Why Lottery Ticket Wins? A Theoretical Perspective of Sample Complexity on Sparse Neural Networks

The $\textit{lottery ticket hypothesis}$ (LTH) states that learning on a properly pruned network (the $\textit{winning ticket}$) has improved test accuracy over the originally unpruned network. Although LTH has been justified empirically in a broad range of deep neural network (DNN) involved applications like computer vision and natural language processing, the theoretical validation of the improved generalization of a winning ticket remains elusive. To the best of our knowledge, our work, for the first time, characterizes the performance of training a sparse neural network by analyzing the geometric structure of the objective function and the sample complexity to achieve zero generalization error.
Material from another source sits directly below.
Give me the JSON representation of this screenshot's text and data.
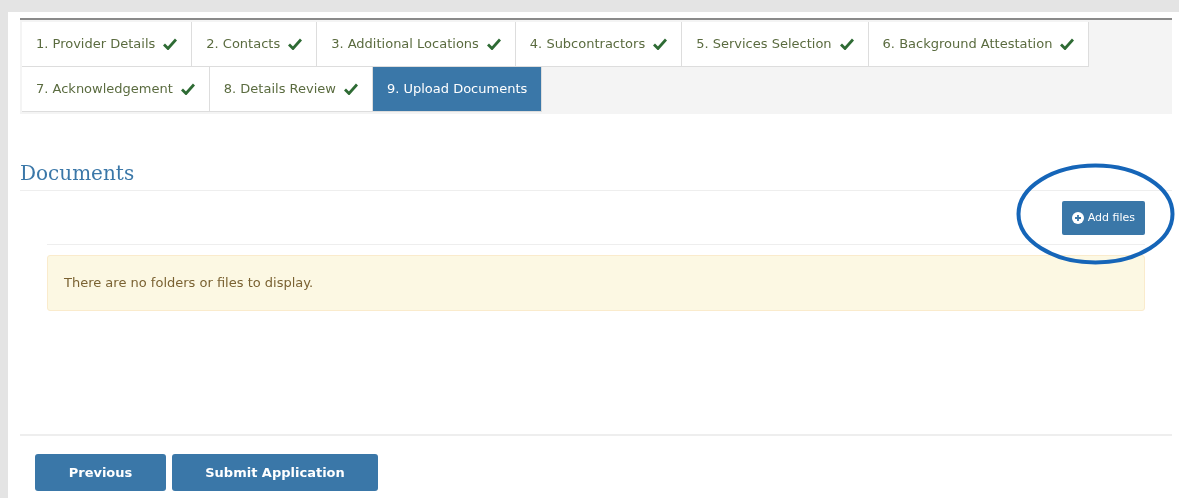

We show that the convex region near a desirable model with guaranteed generalization enlarges as the neural network model is pruned, indicating the structural importance of a winning ticket. Moreover, as the algorithm for training a sparse neural network is specified as (accelerated) stochastic gradient descent algorithm, we theoretically show that the number of samples required for achieving zero generalization error is proportional to the number of the non-pruned model weights in the hidden layer. With a fixed number of samples, training a pruned neural network enjoys a faster convergence rate to the desirable model than training the original unpruned one, providing a formal justification of the improved generalization of the winning ticket. Our theoretical results are acquired from learning a sparse neural network of one hidden layer, while experimental results are further provided to justify the implications in pruning multi-layer neural networks.